The Genesis of Ethereum (2013–2014)

Early Conceptualization

Ethereum’s journey began in October 2013 when Vitalik Buterin, inspired by Mastercoin’s bilateral contract model, proposed a generalized scripting language for smarter contracts. His initial vision focused on non-Turing-complete agreements limited to two-party financial logic.

Key Insight: The early protocol aimed to simplify Mastercoin’s complex feature set while enabling programmable money transfers.

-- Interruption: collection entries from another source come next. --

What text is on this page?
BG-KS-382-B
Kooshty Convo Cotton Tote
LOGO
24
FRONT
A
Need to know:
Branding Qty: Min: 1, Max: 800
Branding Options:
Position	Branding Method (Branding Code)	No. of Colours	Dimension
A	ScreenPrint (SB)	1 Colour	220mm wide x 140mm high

The Pivotal Shift: December 2013 Redesign

By December 2013, Ethereum’s scope expanded dramatically:

Core Keywords: Smart Contracts, Ethereum Virtual Machine (EVM), Ether, Gas


Protocol Evolution: Key Milestones

Gavin Wood’s Contributions (Early 2014)

  1. Synchronous Contract Calls: Internal transactions became immediate executions, streamlining contract interactions.
  2. Fuel Model Overhaul: Transitioned from contract-paid to sender-paid fees with a gas refund mechanism, mitigating partial execution attacks.

Structural Refinements

👉 Explore Ethereum’s technical whitepaper


Mining Algorithm Iterations

Dagger to Ethash: A Turbulent Path

  1. Dagger (2014): Memory-hard DAG-based PoW for ASIC resistance and light-client compatibility.
  2. Adaptive PoW: Briefly considered executing random contracts but abandoned due to long-range attack vulnerabilities.
  3. Ethash Emerges: Combined Dagger’s DAG with Hashimoto’s I/O-bound PoW, finalized as Ethash after rigorous testing.

Table: Ethereum Mining Algorithm Timeline

AlgorithmYearKey FeatureOutcome
Dagger2014Light-client-friendly DAGPivoted
Adaptive PoW2014Execute random contractsRejected (attacks)
Ethash2015DAG + I/O-bound PoWAdopted

Finalizing the Protocol (2014–2015)

PoC7 and Beyond

Security Audits and Launch


FAQ: Ethereum’s Early Development

Why switch from register-based to stack-based EVM?

The stack-based model offered simpler implementation and better compatibility with existing cryptographic libraries, reducing complexity.

How did Ethash achieve ASIC resistance?

By binding mining speed to memory bandwidth (via DAG datasets) rather than raw hash power, leveling the playing field for consumer hardware.

What was the purpose of gas refunds?

Refunding unused gas incentivized efficient code execution and prevented resource wastage in partial transactions.

👉 Discover Ethereum’s latest upgrades


Conclusion: From Vision to Reality

Ethereum’s protocol evolved through collaborative refinement, balancing innovation with security. Its modular design—fueled by contributions from Vitalik, Gavin Wood, and global developers—laid the groundwork for Web3’s decentralized future. The lessons from Ethereum’s "prehistory" continue to shape blockchain scalability and adaptability today.